Anualmente, no dia 8 de março, comemoramos o Dia Internacional da Mulher. É um dia onde nos propomos a refletir sobre as conquistas sociais, políticas e econômicas das mulheres, sobre o que precisamos avançar, onde estamos errando para que os índices de violência contra as mulheres sigam aumentando em nosso país. Reflexões à cerca das desigualdades de oportunidades se destacam na mídia. Mas, de fato, o que a sociedade está fazendo para mudar, para consolidar o caminho da igualdade? Quando falo em igualdade, não quero entrar no debate do que isto representa para cada um, pois acredito naquela frase que já virou clichê: lugar de mulher é onde ela quiser! Mesmo que este lugar seja em casa, cuidando da família e se sentindo realizada com esta tarefa, que é uma dádiva.
Recentemente, a secretária estadual de Planejamento, Leany Lemos, relatou nas redes sociais uma situação de constrangimento durante a programação do encontro que reuniu governadores dos estados do Sul e do Sudeste, em Foz do Iguaçu. Ao entrar na sala, foi informada que apenas secretários poderiam ingressar. Logo que assumi meu mandato, ao chegar num evento a recepcionista saudou meu assessor como se ele fosse o deputado. Mulheres não podem ser deputadas? O preconceito vem de todos os lados. Então, em pleno ano de 2020, o que há de novo para comemorarmos? É verdade que a exploração, as injustiças e as desigualdades diminuíram, mas ainda existem. Precisamos falar cada vez mais sobre a mulher, mãe, dona de casa, trabalhadora, militante, estudante. Há muito ainda para ser feito e isto passa por uma construção permanente no nosso cotidiano, Nós que possuímos representatividade política, homens e mulheres, temos a obrigação e o dever de contribuir para isso. A bancada feminina da Assembleia Legislativa está fazendo sua parte. Apresentamos emenda ao orçamento do Estado deste ano destinando recursos à implementação de políticas de combate a violência das mulheres.

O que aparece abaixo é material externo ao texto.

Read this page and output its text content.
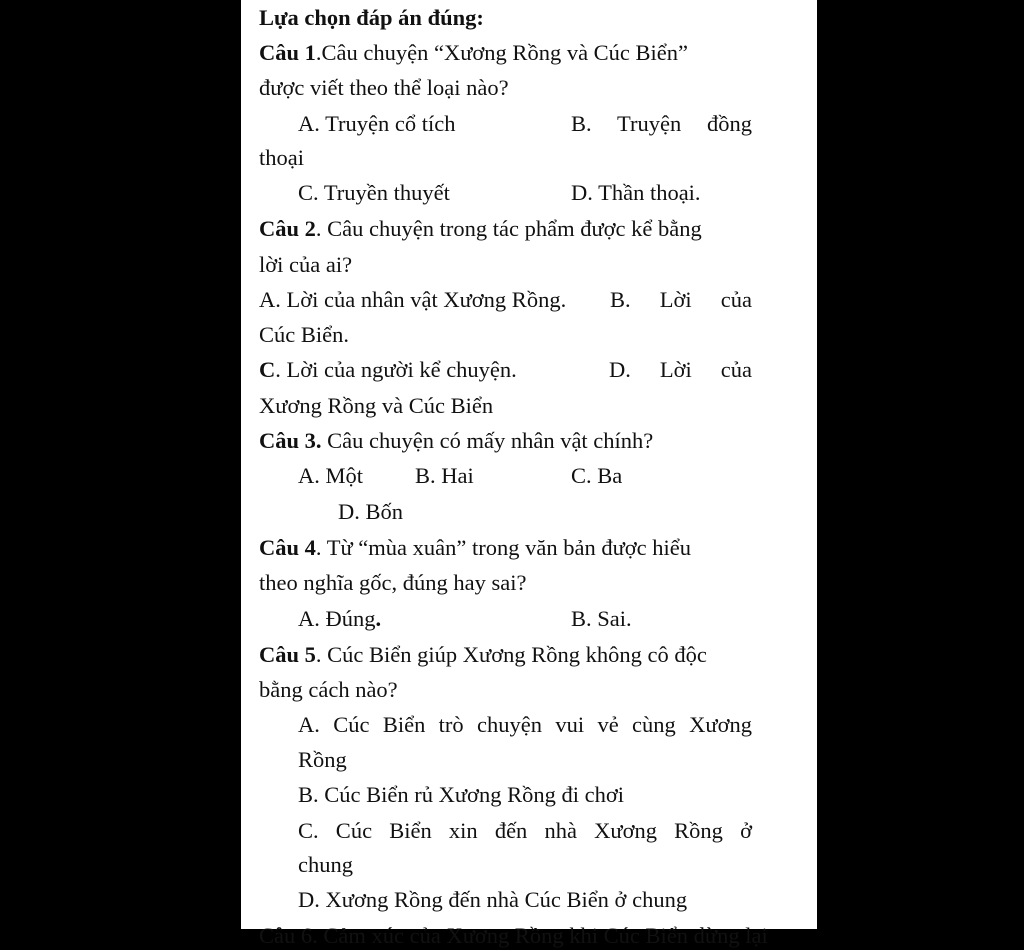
Lựa chọn đáp án đúng:
Câu 1.Câu chuyện “Xương Rồng và Cúc Biển”
được viết theo thể loại nào?
A. Truyện cổ tích	B. Truyện đồng
thoại
C. Truyền thuyết	D. Thần thoại.
Câu 2. Câu chuyện trong tác phẩm được kể bằng
lời của ai?
A. Lời của nhân vật Xương Rồng. B. Lời của
Cúc Biển.
C. Lời của người kể chuyện.	D. Lời của
Xương Rồng và Cúc Biển
Câu 3. Câu chuyện có mấy nhân vật chính?
A. Một B. Hai	C. Ba
D. Bốn
Câu 4. Từ “mùa xuân” trong văn bản được hiểu
theo nghĩa gốc, đúng hay sai?
A. Đúng.	B. Sai.
Câu 5. Cúc Biển giúp Xương Rồng không cô độc
bằng cách nào?
A. Cúc Biển trò chuyện vui vẻ cùng Xương
Rồng
B. Cúc Biển rủ Xương Rồng đi chơi
C. Cúc Biển xin đến nhà Xương Rồng ở
chung
D. Xương Rồng đến nhà Cúc Biển ở chung
Câu 6. Cảm xúc của Xương Rồng khi Cúc Biển dừng lại
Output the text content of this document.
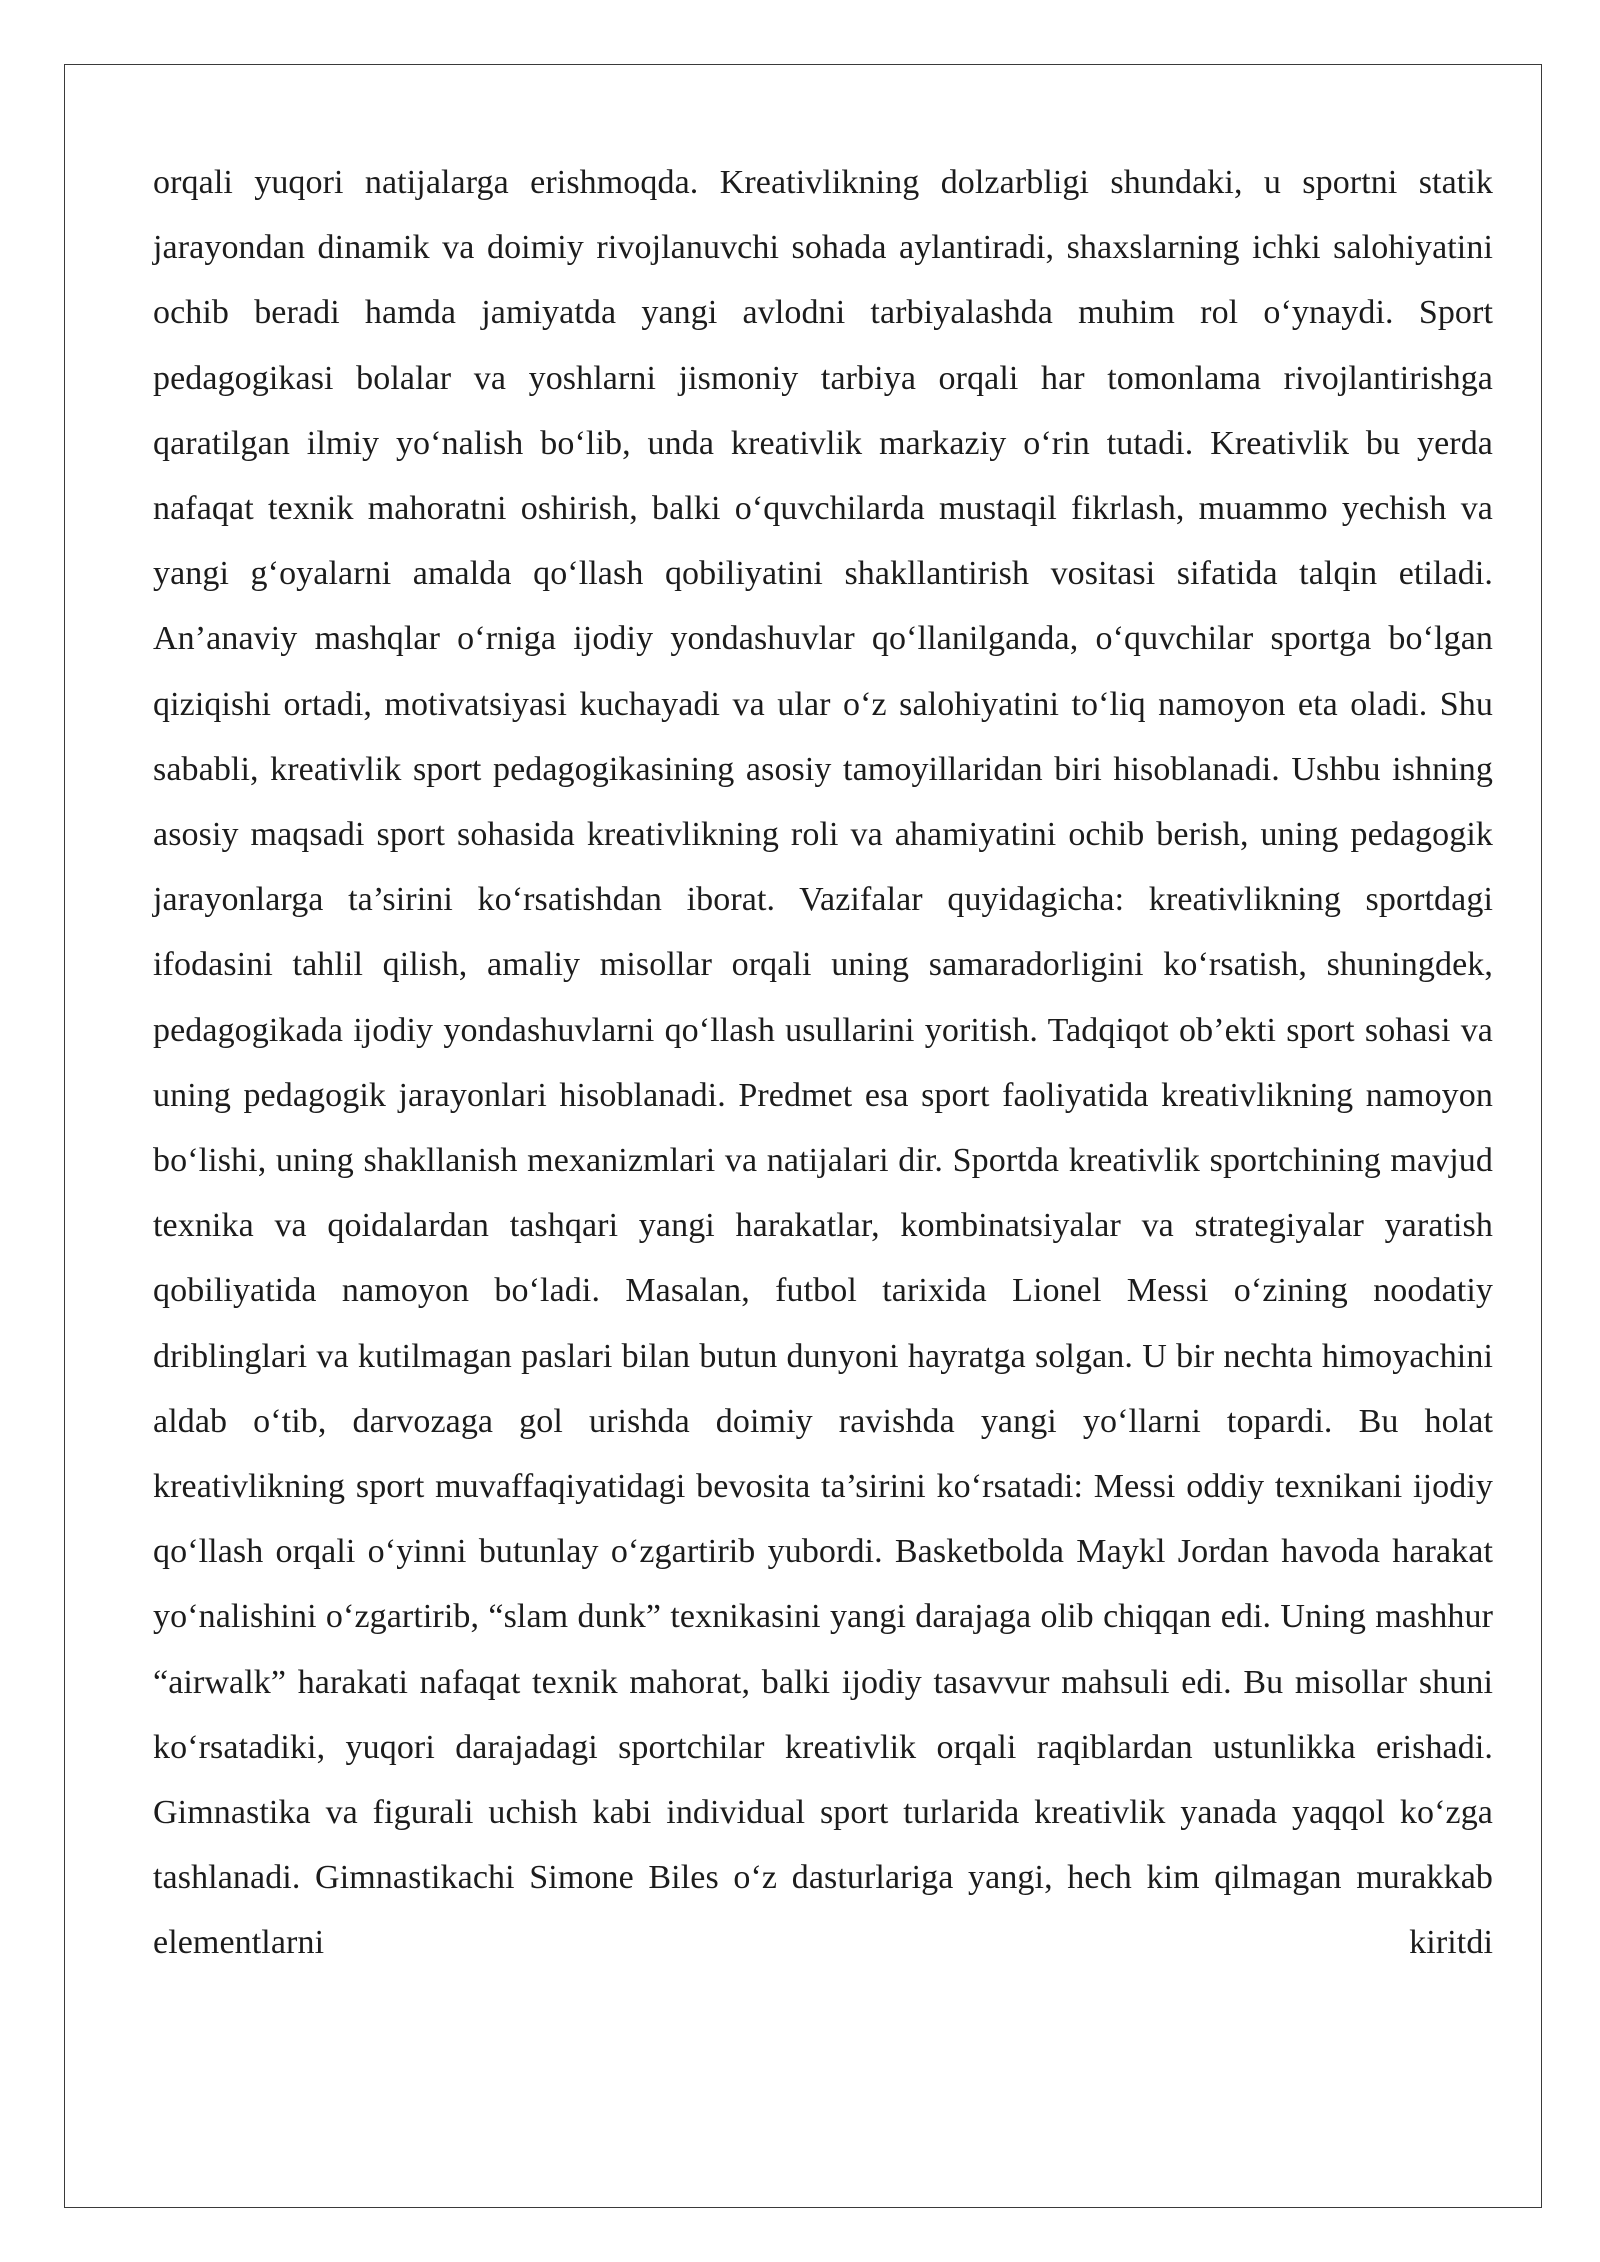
orqali yuqori natijalarga erishmoqda. Kreativlikning dolzarbligi shundaki, u sportni statik jarayondan dinamik va doimiy rivojlanuvchi sohada aylantiradi, shaxslarning ichki salohiyatini ochib beradi hamda jamiyatda yangi avlodni tarbiyalashda muhim rol o‘ynaydi. Sport pedagogikasi bolalar va yoshlarni jismoniy tarbiya orqali har tomonlama rivojlantirishga qaratilgan ilmiy yo‘nalish bo‘lib, unda kreativlik markaziy o‘rin tutadi. Kreativlik bu yerda nafaqat texnik mahoratni oshirish, balki o‘quvchilarda mustaqil fikrlash, muammo yechish va yangi g‘oyalarni amalda qo‘llash qobiliyatini shakllantirish vositasi sifatida talqin etiladi. An’anaviy mashqlar o‘rniga ijodiy yondashuvlar qo‘llanilganda, o‘quvchilar sportga bo‘lgan qiziqishi ortadi, motivatsiyasi kuchayadi va ular o‘z salohiyatini to‘liq namoyon eta oladi. Shu sababli, kreativlik sport pedagogikasining asosiy tamoyillaridan biri hisoblanadi. Ushbu ishning asosiy maqsadi sport sohasida kreativlikning roli va ahamiyatini ochib berish, uning pedagogik jarayonlarga ta’sirini ko‘rsatishdan iborat. Vazifalar quyidagicha: kreativlikning sportdagi ifodasini tahlil qilish, amaliy misollar orqali uning samaradorligini ko‘rsatish, shuningdek, pedagogikada ijodiy yondashuvlarni qo‘llash usullarini yoritish. Tadqiqot ob’ekti sport sohasi va uning pedagogik jarayonlari hisoblanadi. Predmet esa sport faoliyatida kreativlikning namoyon bo‘lishi, uning shakllanish mexanizmlari va natijalari dir. Sportda kreativlik sportchining mavjud texnika va qoidalardan tashqari yangi harakatlar, kombinatsiyalar va strategiyalar yaratish qobiliyatida namoyon bo‘ladi. Masalan, futbol tarixida Lionel Messi o‘zining noodatiy driblinglari va kutilmagan paslari bilan butun dunyoni hayratga solgan. U bir nechta himoyachini aldab o‘tib, darvozaga gol urishda doimiy ravishda yangi yo‘llarni topardi. Bu holat kreativlikning sport muvaffaqiyatidagi bevosita ta’sirini ko‘rsatadi: Messi oddiy texnikani ijodiy qo‘llash orqali o‘yinni butunlay o‘zgartirib yubordi. Basketbolda Maykl Jordan havoda harakat yo‘nalishini o‘zgartirib, “slam dunk” texnikasini yangi darajaga olib chiqqan edi. Uning mashhur “airwalk” harakati nafaqat texnik mahorat, balki ijodiy tasavvur mahsuli edi. Bu misollar shuni ko‘rsatadiki, yuqori darajadagi sportchilar kreativlik orqali raqiblardan ustunlikka erishadi. Gimnastika va figurali uchish kabi individual sport turlarida kreativlik yanada yaqqol ko‘zga tashlanadi. Gimnastikachi Simone Biles o‘z dasturlariga yangi, hech kim qilmagan murakkab elementlarni kiritdi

Representamos a maioria da população, cada vez mais ocupamos espaço no mercado de trabalho e cada vez mais somos responsáveis pelo sustento das nossas famílias. Sendo assim, precisamos avançar mais. Continuarei trabalhando, independente da data, pela valorização da mulher na sociedade, no lar, ou onde quer que atue, lutando pelo combate à violência, por mais respeito, educação e trabalho qualificado e remunerado.